The Kenyan banking industry still has homework to do in improving transparency, addressing greenwashing, facilitating capital mobilisation and empowering market participants to identify and invest in sustainable assets.
- This is despite a study by Kenya Bankers Association (KBA) commending the industry for strides in aligning business with the global trends in sustainability.
- In terms of local guidelines, 73 per cent of the respondent banks indicated they have implemented the Central Bank of Kenya (CBK) climate risk management disclosure guidelines and submitted a report to CBK on climate risk as expected by the 30th of June 2023.
- Apart from the CBK Guidelines that are mandatory for banks, adoption of other sustainable finance frameworks is largely voluntary. Since issuing the guidance on ESG disclosures in 2021, NSE reports indicate a 15 per cent increase in the number of listed companies that published sustainability reports in 2022 including the eight listed banks.
“As highlighted in the report, financial institutions operate in a rapidly evolving environment, heightened by complex regulatory requirements.
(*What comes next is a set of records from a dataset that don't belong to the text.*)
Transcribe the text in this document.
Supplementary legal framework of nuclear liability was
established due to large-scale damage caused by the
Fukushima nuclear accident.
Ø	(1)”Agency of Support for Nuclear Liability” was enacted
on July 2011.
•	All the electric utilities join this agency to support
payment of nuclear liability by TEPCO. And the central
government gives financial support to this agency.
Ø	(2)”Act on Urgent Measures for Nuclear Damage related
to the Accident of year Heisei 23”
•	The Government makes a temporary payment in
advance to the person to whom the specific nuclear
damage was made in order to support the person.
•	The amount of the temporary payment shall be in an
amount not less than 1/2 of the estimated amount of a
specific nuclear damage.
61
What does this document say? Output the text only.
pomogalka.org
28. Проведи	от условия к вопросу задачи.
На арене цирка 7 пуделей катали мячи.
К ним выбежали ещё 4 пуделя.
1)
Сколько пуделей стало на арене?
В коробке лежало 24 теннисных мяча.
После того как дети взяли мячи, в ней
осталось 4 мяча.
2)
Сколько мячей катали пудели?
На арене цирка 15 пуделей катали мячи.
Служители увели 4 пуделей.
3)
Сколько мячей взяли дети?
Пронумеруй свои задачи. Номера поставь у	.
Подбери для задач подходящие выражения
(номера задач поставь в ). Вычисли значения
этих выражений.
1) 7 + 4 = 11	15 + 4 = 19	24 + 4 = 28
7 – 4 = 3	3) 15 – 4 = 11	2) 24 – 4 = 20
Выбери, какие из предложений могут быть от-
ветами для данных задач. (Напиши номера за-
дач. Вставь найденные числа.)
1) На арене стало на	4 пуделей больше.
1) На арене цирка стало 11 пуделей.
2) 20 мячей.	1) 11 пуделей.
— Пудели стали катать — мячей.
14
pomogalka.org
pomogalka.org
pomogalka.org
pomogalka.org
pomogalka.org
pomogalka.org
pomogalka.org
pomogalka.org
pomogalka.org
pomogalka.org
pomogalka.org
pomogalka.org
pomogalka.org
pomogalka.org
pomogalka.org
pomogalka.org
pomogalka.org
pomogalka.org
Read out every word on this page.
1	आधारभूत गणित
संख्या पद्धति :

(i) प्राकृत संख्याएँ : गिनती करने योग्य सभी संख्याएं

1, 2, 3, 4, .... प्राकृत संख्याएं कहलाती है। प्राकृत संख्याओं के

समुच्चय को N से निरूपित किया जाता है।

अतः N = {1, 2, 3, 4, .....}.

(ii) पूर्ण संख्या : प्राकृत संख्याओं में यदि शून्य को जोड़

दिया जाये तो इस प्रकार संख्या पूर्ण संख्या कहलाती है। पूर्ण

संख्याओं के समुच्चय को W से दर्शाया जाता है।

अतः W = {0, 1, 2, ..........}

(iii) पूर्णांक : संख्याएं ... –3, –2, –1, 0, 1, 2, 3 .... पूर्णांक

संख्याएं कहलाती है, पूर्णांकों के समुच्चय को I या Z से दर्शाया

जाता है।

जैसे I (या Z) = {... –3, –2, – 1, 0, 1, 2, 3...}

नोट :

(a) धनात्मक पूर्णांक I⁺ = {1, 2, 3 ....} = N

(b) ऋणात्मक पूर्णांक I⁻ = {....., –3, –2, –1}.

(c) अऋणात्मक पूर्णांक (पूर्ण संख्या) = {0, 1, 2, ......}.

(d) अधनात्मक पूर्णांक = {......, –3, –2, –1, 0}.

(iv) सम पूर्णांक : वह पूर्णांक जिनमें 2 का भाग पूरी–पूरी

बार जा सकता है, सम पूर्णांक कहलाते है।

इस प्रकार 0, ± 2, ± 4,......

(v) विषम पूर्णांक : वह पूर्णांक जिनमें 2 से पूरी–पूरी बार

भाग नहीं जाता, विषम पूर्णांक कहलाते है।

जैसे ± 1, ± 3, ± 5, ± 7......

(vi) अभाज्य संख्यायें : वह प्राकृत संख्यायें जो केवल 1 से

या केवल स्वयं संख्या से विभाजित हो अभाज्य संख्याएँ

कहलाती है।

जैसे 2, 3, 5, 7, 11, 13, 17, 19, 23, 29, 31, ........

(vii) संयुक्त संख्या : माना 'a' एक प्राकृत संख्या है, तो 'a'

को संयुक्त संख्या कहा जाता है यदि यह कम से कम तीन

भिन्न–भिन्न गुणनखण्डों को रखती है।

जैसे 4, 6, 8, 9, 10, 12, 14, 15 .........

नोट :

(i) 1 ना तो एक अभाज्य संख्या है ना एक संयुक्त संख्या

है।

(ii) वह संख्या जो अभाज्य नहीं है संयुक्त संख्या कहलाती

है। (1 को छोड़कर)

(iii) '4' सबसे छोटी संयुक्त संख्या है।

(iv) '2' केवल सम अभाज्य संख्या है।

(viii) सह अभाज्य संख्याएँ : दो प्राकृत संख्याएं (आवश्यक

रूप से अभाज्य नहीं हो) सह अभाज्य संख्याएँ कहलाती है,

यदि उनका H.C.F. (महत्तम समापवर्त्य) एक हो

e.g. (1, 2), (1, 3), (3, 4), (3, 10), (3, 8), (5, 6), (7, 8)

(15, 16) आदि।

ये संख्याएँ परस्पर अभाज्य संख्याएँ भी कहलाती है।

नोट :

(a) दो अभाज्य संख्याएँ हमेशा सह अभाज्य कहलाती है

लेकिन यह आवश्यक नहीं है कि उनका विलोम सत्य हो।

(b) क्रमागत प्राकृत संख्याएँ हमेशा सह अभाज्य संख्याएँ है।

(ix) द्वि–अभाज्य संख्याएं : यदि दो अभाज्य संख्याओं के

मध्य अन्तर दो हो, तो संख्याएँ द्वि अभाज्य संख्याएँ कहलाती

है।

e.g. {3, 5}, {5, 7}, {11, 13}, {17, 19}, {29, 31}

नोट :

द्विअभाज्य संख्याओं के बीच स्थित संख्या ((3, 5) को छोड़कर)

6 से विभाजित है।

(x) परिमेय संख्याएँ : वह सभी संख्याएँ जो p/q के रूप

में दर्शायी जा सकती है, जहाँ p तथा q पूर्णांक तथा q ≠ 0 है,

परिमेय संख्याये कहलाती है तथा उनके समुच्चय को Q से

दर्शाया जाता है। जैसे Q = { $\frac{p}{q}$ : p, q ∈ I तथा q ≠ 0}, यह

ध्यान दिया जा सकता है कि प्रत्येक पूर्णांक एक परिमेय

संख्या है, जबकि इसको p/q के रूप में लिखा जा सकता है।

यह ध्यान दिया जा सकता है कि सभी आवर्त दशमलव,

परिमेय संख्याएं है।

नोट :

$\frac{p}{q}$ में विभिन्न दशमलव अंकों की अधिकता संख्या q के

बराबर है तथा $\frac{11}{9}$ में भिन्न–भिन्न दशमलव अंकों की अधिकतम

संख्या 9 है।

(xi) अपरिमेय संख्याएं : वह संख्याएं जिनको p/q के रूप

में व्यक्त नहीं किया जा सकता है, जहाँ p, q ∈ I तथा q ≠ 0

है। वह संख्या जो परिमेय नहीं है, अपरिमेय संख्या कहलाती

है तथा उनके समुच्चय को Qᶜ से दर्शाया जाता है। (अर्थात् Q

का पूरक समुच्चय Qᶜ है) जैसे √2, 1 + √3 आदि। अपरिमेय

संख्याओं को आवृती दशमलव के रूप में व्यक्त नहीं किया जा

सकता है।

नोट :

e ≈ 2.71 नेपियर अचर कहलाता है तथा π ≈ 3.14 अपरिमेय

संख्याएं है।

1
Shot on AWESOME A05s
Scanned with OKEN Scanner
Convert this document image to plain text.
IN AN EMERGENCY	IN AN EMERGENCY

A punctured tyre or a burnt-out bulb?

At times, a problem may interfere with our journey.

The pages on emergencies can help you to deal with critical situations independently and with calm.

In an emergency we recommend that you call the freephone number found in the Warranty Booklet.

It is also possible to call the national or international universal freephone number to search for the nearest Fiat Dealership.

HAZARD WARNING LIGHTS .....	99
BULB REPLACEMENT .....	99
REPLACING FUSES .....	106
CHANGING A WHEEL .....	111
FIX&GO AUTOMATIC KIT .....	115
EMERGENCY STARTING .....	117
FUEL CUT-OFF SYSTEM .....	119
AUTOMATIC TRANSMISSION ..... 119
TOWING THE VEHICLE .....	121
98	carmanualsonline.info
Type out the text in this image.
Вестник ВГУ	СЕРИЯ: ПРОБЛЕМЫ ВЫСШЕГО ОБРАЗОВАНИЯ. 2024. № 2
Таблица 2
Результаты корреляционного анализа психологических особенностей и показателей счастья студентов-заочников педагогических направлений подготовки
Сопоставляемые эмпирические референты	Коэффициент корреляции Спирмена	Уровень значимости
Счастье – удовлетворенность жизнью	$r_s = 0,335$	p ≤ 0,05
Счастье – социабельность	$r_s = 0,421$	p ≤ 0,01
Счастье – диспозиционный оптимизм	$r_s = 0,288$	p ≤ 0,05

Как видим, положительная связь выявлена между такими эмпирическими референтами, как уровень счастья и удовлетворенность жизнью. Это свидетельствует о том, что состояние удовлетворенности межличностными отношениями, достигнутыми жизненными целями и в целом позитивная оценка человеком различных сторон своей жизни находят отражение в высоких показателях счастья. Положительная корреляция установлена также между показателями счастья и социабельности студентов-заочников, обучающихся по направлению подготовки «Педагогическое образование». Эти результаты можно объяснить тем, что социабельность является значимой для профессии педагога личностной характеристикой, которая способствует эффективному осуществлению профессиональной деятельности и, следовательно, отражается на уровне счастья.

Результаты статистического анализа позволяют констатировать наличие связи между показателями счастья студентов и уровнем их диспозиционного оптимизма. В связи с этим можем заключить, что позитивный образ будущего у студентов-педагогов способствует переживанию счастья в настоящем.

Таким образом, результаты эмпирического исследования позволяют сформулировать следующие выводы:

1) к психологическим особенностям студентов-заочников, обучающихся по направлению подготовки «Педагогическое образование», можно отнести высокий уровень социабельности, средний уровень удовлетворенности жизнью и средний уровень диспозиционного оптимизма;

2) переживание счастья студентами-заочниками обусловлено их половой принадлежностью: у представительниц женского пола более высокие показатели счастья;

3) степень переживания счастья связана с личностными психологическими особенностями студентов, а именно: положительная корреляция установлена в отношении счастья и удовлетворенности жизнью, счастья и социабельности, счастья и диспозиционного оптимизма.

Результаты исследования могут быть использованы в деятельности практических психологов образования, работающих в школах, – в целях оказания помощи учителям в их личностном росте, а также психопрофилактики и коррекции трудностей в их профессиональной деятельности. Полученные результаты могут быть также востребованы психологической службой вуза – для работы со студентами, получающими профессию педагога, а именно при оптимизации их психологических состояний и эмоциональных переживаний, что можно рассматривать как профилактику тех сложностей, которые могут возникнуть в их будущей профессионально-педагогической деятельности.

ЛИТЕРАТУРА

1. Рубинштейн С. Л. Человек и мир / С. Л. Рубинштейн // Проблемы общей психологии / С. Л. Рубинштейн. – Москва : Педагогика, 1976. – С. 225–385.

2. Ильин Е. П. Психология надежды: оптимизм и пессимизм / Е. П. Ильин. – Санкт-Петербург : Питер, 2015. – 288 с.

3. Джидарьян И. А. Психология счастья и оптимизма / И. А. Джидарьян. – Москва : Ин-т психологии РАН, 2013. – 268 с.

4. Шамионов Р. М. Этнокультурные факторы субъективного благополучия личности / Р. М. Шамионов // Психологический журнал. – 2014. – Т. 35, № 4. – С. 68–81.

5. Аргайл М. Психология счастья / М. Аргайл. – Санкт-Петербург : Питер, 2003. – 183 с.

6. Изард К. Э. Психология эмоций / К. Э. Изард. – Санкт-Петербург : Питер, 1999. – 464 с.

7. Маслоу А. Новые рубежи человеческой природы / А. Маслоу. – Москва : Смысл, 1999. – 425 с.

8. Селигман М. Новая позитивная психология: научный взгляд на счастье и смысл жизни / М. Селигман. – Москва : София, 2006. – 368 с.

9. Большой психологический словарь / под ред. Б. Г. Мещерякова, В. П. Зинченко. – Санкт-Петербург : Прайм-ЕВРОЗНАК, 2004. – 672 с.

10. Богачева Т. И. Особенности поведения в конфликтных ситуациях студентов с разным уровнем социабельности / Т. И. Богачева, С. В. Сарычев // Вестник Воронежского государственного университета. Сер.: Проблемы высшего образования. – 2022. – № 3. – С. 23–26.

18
Ensuring maintenance of confidence, the institutions are increasingly embracing sustainable finance practices,” says Raimond Molenje acting Chief Executive Officer Kenya Bankers Association.
“As primary providers of finance, banks have a key role in driving the transition towards a sustainable future in a low-carbon regime,” KBA notes in the study.
“The banking industry in Kenya has made strides in aligning the banking business with the global trends in sustainability but more needs to be done to improve transparency, address greenwashing, facilitate capital mobilisation and empower market participants to identify and invest in sustainable assets,” the industry association added.
The Central Bank of Kenya reported that by end of June 2022, it had received board-approved climate risk implementation plans from 38 commercial banks and 1 mortgage finance institution for review.
“Despite the progress, there is need to map duplicate metrics across the various standards to minimise regulatory burden on reporting entities. For instance, Kenyan Banks are required by CBK to use the TCFD framework in their reporting while those that are listed in the NSE also apply GRI reporting standards recommended by NSE ESG Disclosures Guidance Manual.”
“This is a case of double reporting on similar metrics for banks listed in the NSE and which could be eliminated through standardisation.”
“A conducive environment for sustainable finance is only possible with a multi-sectoral approach that makes it possible for the public, private and civil society, in both finance and sustainability agenda, to partner. Education and awareness creation also remain critical in empowering individuals and organizations to make informed decisions that align with sustainability principles,” Mohamed Awer Chief Executive Officer WWF-Kenya.